You’ll notice how often I’ve used the word “gentle.” You could call Leonard and Hungry Paul sweet, maybe even twee, though these words often get used disparagingly, wrongly in my opinion. Gentle seems just right, certainly better than happy. Reading the novel made me happy, and I think it is a happy novel, but it doesn’t shy away from unhappiness. Besides, couldn’t we all use more gentleness right now? Leonard and Hungry Paul spoke to my soul but without flattering me: it’s not a book about the triumph of the introvert, it never forgets that we are in the world and do ourselves a disservice if we shut it away, although we should always feel free to meet it on our own terms. Hungry Paul’s early claim—“I have always been modestly Hippocratic in my instincts: I wish to do no harm”—is modestly challenged.

Mostly it made me laugh, like real tears-in-the-eyes-might-have-to-pee laughter, which FELT SO GOOD. In the last few years only Nina Stibbe’s Love, Nina and Elif Batuman’s The Idiot have done that. Particularly excellent is a hilarious set piece in which Hungry Paul tries to complain to the supermarket about a tin of expired candy—the scene builds for pages and manages to surprise at the end. Another one finds Leonard, meeting Shelley in town for their first proper date, in dire need of a bathroom and forced into a McDonalds, where he finds himself purchasing a Happy Meal so that he can get the bathroom code and then eating it for lack of anything better to do just as Shelley arrives.

But there are just as many little jokes, slid in as it were unsuspectingly. Here’s Hungry Paul in his new judo get-up:

Hungry Paul emerged from the bathroom wearing a white fluffy bathrobe tied with a white belt, tracksuit bottoms and flip flops with some tissue paper stuck to them. He was shaking his wrists and wore the look of intense concentration that is characteristic of a man with wet hands looking for a towel. The fact that he was in the unlikely position of wearing clothes made from the very material he needed might have tempted a lesser man, but, having already run the risk of doing a sit-down toilet while wearing white, he was not minded to capitulate under a lesser challenge.

(This is Wodehouse-level stuff.)

Here’s Leonard thinking about the man whose name goes on all his work, Mark Baxter, BEd:

Interns from his office just emailed all the changes and feedback, while Mark was away on the conference circuit, presumably sleeping with more interns, the BEd in his title providing a clue as to where he did his best work.

Here’s Hungry Paul trying to get someone to help him in a department store, where he is buying a suit for the wedding:

The shop assistant found a measuring tape from somewhere and started measuring Hungry Paul, using what looked like a self-taught method he had only just invented that second. ‘Eh, I’d say around 36”, short jacket and 38” short for the trousers,’ he guessed, calling out the measurements for E.T.

‘Maybe we’ll just look around.

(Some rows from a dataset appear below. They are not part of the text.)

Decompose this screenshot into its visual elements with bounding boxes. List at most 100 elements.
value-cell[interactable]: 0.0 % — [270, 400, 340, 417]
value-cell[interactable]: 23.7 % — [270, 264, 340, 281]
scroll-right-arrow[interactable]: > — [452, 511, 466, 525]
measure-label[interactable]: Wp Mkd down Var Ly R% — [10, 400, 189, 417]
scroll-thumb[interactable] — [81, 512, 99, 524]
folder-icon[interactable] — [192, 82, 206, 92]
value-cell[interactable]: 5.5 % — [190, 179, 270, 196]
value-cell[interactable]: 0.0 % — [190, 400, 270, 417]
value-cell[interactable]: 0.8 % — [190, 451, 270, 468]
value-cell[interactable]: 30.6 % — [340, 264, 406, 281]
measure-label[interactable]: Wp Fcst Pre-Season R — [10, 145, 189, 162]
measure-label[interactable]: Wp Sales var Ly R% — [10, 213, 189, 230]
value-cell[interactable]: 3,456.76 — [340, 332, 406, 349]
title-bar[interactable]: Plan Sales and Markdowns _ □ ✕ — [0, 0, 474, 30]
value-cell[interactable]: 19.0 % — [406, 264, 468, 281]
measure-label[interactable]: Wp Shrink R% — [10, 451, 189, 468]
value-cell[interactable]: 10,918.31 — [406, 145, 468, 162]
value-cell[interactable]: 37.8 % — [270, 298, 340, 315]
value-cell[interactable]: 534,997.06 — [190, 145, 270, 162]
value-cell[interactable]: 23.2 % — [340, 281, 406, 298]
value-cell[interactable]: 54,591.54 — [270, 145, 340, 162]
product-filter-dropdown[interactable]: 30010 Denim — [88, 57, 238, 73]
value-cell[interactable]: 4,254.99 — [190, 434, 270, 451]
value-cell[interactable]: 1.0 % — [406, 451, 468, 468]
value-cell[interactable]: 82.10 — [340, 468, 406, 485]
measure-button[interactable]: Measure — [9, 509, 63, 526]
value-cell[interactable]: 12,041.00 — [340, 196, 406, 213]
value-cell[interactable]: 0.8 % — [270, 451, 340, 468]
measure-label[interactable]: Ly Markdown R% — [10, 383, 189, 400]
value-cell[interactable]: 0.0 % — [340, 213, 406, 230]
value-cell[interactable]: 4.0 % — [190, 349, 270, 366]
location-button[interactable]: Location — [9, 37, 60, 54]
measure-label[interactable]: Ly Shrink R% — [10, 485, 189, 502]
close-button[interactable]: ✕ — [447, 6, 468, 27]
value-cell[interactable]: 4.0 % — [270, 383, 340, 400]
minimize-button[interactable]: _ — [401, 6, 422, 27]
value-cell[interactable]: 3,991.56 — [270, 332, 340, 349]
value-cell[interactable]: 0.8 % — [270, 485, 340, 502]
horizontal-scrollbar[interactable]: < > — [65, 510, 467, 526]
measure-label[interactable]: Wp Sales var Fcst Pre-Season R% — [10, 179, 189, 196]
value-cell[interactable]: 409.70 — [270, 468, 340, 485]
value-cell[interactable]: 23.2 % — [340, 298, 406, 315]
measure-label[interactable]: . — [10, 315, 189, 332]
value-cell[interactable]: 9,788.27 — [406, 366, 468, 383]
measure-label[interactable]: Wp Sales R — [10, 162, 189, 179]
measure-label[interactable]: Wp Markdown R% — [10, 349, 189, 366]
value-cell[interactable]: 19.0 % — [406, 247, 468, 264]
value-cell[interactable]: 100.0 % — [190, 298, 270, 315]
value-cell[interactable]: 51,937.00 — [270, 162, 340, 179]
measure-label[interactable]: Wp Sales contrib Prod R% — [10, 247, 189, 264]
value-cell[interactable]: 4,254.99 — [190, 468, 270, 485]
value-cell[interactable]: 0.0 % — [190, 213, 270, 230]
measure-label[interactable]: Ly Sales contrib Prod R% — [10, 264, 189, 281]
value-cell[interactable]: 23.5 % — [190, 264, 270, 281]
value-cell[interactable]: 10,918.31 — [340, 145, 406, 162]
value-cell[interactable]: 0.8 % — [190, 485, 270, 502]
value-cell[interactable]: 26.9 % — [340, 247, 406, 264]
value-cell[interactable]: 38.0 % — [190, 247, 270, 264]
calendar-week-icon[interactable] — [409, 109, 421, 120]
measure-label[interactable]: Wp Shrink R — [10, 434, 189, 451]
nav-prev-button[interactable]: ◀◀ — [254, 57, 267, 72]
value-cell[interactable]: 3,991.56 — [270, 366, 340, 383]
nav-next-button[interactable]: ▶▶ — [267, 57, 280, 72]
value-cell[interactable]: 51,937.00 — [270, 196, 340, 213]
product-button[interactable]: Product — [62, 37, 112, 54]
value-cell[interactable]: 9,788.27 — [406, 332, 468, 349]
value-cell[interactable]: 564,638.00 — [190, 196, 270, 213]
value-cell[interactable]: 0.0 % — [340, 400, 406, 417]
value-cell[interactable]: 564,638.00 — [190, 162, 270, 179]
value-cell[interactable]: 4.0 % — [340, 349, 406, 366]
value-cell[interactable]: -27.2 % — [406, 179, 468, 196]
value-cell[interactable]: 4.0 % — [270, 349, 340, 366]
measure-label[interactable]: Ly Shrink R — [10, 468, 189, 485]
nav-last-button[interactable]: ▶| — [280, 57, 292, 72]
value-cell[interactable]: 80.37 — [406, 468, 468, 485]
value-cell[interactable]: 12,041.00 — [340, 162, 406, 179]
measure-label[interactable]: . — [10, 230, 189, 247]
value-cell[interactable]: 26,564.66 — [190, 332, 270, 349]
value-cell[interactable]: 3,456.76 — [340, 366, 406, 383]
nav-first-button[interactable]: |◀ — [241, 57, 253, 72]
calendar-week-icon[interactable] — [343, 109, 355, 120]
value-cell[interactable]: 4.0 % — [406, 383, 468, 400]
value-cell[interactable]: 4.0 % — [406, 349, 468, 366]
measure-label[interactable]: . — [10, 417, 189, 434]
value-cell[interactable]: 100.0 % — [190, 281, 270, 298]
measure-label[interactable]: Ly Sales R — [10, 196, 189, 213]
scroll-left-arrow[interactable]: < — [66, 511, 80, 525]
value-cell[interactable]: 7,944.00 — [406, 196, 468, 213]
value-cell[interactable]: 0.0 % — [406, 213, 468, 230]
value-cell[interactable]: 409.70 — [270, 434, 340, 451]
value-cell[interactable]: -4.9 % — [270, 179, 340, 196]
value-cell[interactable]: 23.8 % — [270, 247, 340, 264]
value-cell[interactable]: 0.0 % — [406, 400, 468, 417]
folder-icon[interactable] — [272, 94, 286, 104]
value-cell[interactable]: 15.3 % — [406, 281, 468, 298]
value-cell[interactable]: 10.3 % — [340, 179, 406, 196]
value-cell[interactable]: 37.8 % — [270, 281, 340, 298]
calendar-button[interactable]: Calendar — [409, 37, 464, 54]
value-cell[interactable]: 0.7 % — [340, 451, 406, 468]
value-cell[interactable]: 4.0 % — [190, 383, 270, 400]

Thanks all the same,’ said Hungry Paul.

The young shop assistant went through some double doors to finish his adolescence.

See what I mean? Gentle. Leonard and Hungry Paul is balm for the soul and smart as a whip too. (Now look who’s using clichés!) It is the most joyful book I have read in this decidedly non-joyful year. Let me know if you would like a copy but can’t afford or find one: I’d like to send you one.